Hansel & Gretel: Witch Hunters barely broke even in North America with a domestic gross just north of the reported budget,” Dergarabedian says. “However, the overseas markets ate it up, grossing about three times the North American gross with $150 million generated in the international territories for a profit-making worldwide total of $205 million. This is becoming an increasingly common phenomenon and those scratching their heads wondering why the heck some of these sequels are being made need only look at the global results for the answer.”

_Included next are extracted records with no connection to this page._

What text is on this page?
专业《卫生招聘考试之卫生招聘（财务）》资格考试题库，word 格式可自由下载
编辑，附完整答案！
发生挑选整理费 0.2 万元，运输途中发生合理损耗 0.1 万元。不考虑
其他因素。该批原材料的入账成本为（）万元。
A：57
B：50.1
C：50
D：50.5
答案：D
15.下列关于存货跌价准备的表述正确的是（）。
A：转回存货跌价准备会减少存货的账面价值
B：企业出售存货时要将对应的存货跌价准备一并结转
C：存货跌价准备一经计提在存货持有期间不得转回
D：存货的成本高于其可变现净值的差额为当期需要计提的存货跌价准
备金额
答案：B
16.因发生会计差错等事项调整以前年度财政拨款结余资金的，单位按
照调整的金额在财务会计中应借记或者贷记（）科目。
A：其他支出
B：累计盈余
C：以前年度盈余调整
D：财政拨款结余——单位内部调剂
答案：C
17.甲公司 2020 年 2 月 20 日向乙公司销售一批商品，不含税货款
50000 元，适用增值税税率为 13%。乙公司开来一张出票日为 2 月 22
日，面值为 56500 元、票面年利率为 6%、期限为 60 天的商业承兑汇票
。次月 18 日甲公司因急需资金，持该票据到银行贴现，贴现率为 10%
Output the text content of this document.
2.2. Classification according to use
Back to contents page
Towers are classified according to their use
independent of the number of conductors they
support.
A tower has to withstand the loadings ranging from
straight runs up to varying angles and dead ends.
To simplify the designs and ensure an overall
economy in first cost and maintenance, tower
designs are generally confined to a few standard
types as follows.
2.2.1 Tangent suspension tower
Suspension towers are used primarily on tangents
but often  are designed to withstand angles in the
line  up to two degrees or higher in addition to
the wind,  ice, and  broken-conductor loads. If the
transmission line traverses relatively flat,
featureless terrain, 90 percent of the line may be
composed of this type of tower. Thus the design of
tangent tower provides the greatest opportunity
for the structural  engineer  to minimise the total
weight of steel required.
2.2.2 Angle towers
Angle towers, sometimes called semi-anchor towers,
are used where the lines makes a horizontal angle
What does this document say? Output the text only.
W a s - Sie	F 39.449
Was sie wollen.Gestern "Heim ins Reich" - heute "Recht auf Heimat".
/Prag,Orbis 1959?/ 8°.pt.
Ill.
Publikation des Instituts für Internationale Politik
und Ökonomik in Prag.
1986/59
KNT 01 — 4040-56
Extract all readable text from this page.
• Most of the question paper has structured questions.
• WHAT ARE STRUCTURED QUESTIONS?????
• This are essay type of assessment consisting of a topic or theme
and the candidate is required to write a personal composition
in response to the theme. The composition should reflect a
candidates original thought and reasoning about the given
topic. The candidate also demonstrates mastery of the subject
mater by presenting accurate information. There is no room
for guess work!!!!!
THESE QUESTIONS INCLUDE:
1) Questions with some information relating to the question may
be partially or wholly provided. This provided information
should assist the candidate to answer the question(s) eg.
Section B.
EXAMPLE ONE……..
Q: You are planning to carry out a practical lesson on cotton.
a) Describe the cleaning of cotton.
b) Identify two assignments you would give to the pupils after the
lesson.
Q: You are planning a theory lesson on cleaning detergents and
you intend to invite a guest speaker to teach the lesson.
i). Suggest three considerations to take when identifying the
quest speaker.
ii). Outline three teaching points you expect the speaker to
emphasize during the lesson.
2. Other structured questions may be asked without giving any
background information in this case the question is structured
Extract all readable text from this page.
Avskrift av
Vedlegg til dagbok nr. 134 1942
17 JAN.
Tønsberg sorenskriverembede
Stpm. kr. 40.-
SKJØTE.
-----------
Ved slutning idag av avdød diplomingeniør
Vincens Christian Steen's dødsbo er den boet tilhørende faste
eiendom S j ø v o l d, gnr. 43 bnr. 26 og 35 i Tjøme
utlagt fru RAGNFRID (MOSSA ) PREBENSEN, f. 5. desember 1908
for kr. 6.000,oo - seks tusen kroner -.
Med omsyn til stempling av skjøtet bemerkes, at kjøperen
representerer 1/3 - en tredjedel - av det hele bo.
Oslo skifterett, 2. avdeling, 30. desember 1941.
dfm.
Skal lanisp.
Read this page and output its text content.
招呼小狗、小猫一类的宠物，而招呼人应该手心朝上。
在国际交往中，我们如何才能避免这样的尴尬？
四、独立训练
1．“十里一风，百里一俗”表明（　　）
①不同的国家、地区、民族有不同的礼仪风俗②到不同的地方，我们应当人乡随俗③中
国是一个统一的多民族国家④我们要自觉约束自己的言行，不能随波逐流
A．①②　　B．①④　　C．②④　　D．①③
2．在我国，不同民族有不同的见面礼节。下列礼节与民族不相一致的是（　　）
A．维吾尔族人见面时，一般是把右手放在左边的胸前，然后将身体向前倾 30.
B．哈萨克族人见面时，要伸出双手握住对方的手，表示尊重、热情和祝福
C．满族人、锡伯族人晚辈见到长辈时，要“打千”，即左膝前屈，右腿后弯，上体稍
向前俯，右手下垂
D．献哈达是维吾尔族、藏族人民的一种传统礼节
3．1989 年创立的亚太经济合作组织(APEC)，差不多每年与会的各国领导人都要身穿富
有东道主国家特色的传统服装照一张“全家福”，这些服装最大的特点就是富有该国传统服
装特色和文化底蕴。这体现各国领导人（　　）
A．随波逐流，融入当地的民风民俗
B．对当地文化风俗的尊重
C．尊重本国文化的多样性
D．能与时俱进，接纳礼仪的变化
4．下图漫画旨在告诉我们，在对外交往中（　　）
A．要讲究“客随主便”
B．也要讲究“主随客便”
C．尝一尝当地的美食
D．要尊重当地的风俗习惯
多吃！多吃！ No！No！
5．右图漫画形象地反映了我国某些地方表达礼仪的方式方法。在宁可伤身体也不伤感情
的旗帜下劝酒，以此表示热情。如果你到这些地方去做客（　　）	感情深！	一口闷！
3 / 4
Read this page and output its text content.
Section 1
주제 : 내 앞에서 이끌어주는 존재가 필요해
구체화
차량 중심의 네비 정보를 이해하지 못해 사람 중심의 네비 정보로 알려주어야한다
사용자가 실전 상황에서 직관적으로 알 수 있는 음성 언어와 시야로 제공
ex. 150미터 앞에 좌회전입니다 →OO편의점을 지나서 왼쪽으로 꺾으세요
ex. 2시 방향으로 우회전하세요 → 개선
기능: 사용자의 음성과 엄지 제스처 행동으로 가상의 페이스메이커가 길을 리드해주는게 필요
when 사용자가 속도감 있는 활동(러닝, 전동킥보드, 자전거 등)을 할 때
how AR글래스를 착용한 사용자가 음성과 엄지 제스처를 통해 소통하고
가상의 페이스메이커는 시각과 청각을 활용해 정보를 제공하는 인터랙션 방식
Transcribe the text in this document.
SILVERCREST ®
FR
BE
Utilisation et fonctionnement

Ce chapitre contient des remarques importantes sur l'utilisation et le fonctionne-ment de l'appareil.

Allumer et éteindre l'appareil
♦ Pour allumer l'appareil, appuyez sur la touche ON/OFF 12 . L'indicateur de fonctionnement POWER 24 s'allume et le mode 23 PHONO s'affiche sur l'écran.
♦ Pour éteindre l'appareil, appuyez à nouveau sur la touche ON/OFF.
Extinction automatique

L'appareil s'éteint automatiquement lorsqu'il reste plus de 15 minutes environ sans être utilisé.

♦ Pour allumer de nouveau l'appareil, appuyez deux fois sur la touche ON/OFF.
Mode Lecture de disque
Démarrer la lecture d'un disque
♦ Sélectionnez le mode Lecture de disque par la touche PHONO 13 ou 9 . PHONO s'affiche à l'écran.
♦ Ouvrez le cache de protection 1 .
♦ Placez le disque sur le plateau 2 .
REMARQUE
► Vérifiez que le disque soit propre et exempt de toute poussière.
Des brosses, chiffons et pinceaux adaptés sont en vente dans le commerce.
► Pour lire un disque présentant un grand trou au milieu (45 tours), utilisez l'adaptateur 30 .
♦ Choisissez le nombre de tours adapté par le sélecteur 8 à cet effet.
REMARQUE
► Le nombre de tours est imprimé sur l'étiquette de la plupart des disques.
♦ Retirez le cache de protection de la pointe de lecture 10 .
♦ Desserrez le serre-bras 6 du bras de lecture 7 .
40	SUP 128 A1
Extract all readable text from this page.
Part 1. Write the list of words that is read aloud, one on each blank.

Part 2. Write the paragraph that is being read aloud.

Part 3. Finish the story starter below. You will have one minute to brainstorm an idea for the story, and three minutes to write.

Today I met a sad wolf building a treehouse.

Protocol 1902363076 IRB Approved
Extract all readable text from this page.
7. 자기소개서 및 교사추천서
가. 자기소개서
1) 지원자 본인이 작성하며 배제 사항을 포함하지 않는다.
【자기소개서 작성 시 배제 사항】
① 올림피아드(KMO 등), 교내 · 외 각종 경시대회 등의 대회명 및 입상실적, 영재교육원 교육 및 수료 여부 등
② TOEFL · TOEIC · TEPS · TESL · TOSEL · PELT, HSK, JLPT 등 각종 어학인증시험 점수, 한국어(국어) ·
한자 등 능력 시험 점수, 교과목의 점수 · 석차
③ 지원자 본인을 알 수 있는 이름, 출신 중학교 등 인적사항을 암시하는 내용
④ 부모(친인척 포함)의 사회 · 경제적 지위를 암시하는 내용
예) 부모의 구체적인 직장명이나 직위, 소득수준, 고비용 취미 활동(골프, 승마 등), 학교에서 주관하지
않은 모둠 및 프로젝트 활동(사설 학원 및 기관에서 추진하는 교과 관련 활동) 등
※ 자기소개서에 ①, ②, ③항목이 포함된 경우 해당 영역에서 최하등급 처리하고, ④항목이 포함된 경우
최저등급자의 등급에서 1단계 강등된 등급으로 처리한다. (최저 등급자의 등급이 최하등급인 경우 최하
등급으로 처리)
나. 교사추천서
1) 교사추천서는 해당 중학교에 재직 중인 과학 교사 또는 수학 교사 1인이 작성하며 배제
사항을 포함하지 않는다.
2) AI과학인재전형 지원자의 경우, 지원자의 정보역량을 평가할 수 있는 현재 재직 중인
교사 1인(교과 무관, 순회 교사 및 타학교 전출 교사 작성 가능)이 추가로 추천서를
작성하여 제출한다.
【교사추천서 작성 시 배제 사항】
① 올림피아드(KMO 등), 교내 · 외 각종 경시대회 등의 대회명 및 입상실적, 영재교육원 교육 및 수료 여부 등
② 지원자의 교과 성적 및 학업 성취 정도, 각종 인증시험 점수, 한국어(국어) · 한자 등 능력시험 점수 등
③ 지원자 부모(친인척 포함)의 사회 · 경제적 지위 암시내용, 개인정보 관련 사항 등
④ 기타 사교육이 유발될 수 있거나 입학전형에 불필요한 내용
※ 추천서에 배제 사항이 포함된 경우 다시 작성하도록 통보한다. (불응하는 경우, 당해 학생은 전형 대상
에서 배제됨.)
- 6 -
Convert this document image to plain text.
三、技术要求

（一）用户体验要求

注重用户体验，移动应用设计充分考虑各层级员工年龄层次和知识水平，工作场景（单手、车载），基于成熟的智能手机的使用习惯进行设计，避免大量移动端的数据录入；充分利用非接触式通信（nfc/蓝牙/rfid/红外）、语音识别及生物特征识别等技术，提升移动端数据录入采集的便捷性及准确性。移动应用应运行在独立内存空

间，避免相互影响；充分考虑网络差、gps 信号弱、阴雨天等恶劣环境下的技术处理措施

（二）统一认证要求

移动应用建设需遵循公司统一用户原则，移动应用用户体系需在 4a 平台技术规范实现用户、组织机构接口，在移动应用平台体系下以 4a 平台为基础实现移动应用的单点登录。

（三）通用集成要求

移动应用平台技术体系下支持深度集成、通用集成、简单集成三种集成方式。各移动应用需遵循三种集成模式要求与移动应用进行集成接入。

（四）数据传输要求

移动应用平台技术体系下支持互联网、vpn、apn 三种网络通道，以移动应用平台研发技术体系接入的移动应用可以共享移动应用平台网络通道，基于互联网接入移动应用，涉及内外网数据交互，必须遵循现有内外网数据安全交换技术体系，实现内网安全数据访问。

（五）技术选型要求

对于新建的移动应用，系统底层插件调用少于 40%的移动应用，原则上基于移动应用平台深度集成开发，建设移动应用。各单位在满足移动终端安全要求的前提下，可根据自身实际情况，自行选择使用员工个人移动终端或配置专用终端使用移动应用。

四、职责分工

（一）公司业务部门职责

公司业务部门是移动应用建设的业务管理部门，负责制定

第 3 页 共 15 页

RELATED: ‘Hansel & Gretel: Witch Hunters’ Review

Dergarabedian continues:I think most people expect sequels to spawn only from gigantic hit movies, and when movies that gross in the middle range get sequels it’s a surprise,” he says. The best examples of this phenomenon are the sequels/franchises of Alien Vs. Predator and The Transporter.

When AVP: Alien Vs. Predator hit theaters in 2004, the film took in slightly more than $80 million domestically on a $70 million production budget. And yet its sequel, Alien Vs. Predator: Requiem, was greenlit based on its worldwide gross of over $172 million. The Transporter opened in 2002 and earned $25 million domestically, only slightly more than the $21 million production budget. But again, thanks to the worldwide box office earnings of just under $44 million, two more films were greenlit and made the franchise a trilogy. 

So, if you’re trying to blame America for another crappy movie, save your accusations for the rest of the world. And on behalf of America, thank you, rest of the world, for forcing Jeremy Renner to kick some more on-screen ass for our viewing pleasure.